A. Subsection (A): Self-executing Exceptions

Rule 6(e)(3)(A) sets forth the exceptions to nondisclosure of grand jury matters which may be exercised without prior judicial approval or a showing of particularized need. It provides as follows:

(A) Disclosure otherwise prohibited by this rule of matters occurring before the grand jury, other than its deliberations and the vote of any grand juror, may be made to -”
(i) an attorney for the government for use in the performance of such attorney's duty; and
(ii) such government personnel (including personnel of a state or subdivision of a state) as are deemed necessary by an attorney for the government to assist an attorney for the government in the performance of such attorney's duty to enforce federal criminal law.

Id. (emphasis added).

The (A)(i) exception clearly would not apply to disclosures to the President or members of the NSC.[2] However, the (A)(n) "government personnel" exception could apply to such disclosures in circumstances where they are made for the purpose of obtaining the assistance of the President or NSC members in enforcing federal criminal law.
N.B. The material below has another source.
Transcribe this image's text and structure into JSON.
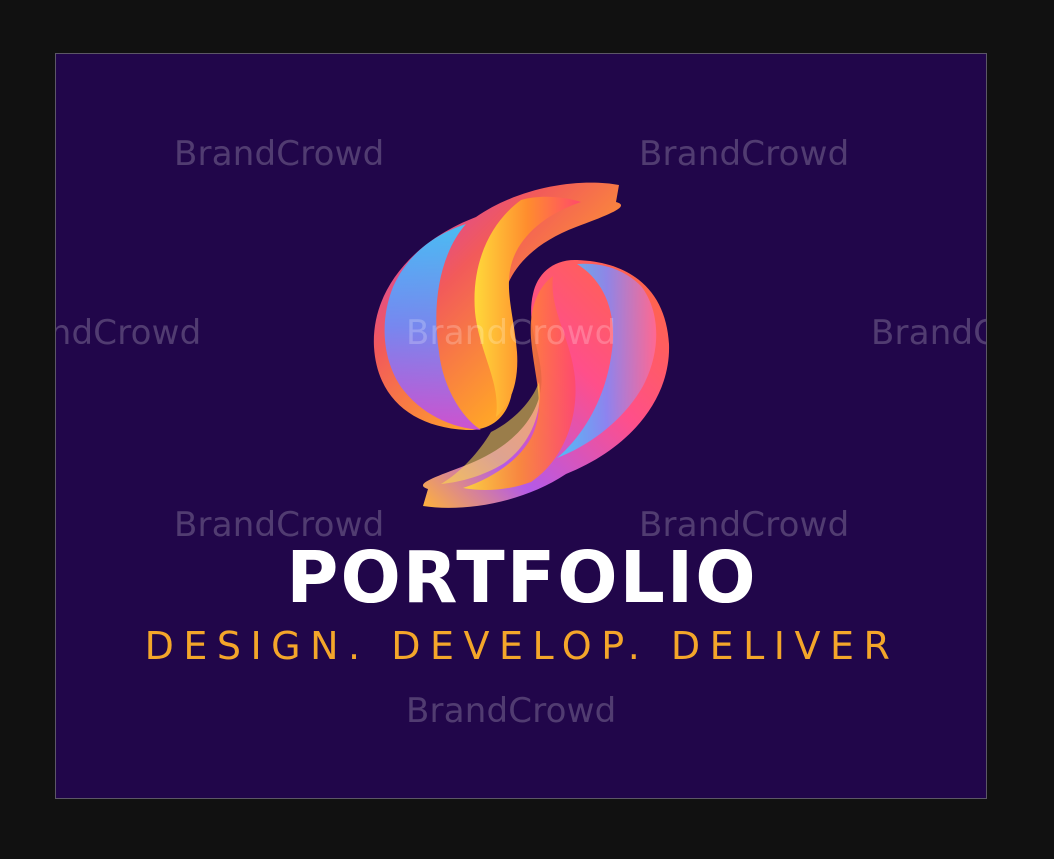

Although the (A)(ii) exception was primarily designed to allow disclosures to lesser-ranking officials or agents assisting a prosecutor in a particular case, there is no persuasive reason why the Attorney General cannot make such disclosures to the President or to other senior Administration officials (who do constitute "government personnel") for purposes of obtaining their assistance in carrying out federal criminal law enforcement responsibilities. One plausible example of such a situation might be the grand jury investigating the terrorist attack on the World Trade Center. In such a case, it is possible that the Attorney General's direction and supervision of the case could be facilitated by discussing developments (including developments brought forth before the grand jury) with the President and NSC members such as the Secretary of State. However, disclosure of such [ 62] grand jury materials could not be made under the (A)(ii) exception for mere purposes of general policymaking.

While we find no case authority specifically addressing (A)(ii) disclosures to the President or senior government officials at the Cabinet level, we believe the language of the subsection, its legislative history, and judicial opinions interpreting it are compatible with such disclosures under the limitations noted.

The text of the (A)(ii) exception on its face allows for disclosures to the President or to NSC officials in circumstances where the Attorney General (in her capacity as "an attorney for the government") deems such disclosures necessary to obtain the assistance of such officials in the performance of her duties to enforce federal criminal law. In this regard, there is no persuasive reason why the term "government personnel" as used in subparagraph (A)(ii) should be narrowly construed to exclude the President or Cabinet-level officials.

The (A)(ii) "government personnel" exception was enacted in 1977. Act of July 30, 1977, Pub. L. No. 95-78, § 2(a), 91 Stat. 319, 319. The Senate Report on the 1977 amendment explained its origins and purpose as follows:

The Rule as redrafted is designed to accommodate the belief . . . that Federal prosecutors should be able, without the time-consuming requirement of prior judicial interposition, to make such disclosures of grand jury information to other government personnel as they deem necessary to facilitate the performance of their duties relating to criminal law enforcement.

S. Rep. No. 95-354, at 8 (1977), reprinted in 1977 U.S.C.C.A.N. 527, 531 ("1977 Senate Report") (emphasis added). The Report's use of the permissive phrase "as they deem necessary" strongly supports the view that Congress intended federal prosecutors to have broad leeway in deciding what government personnel should have access to grand jury materials for purposes of facilitating enforcement functions.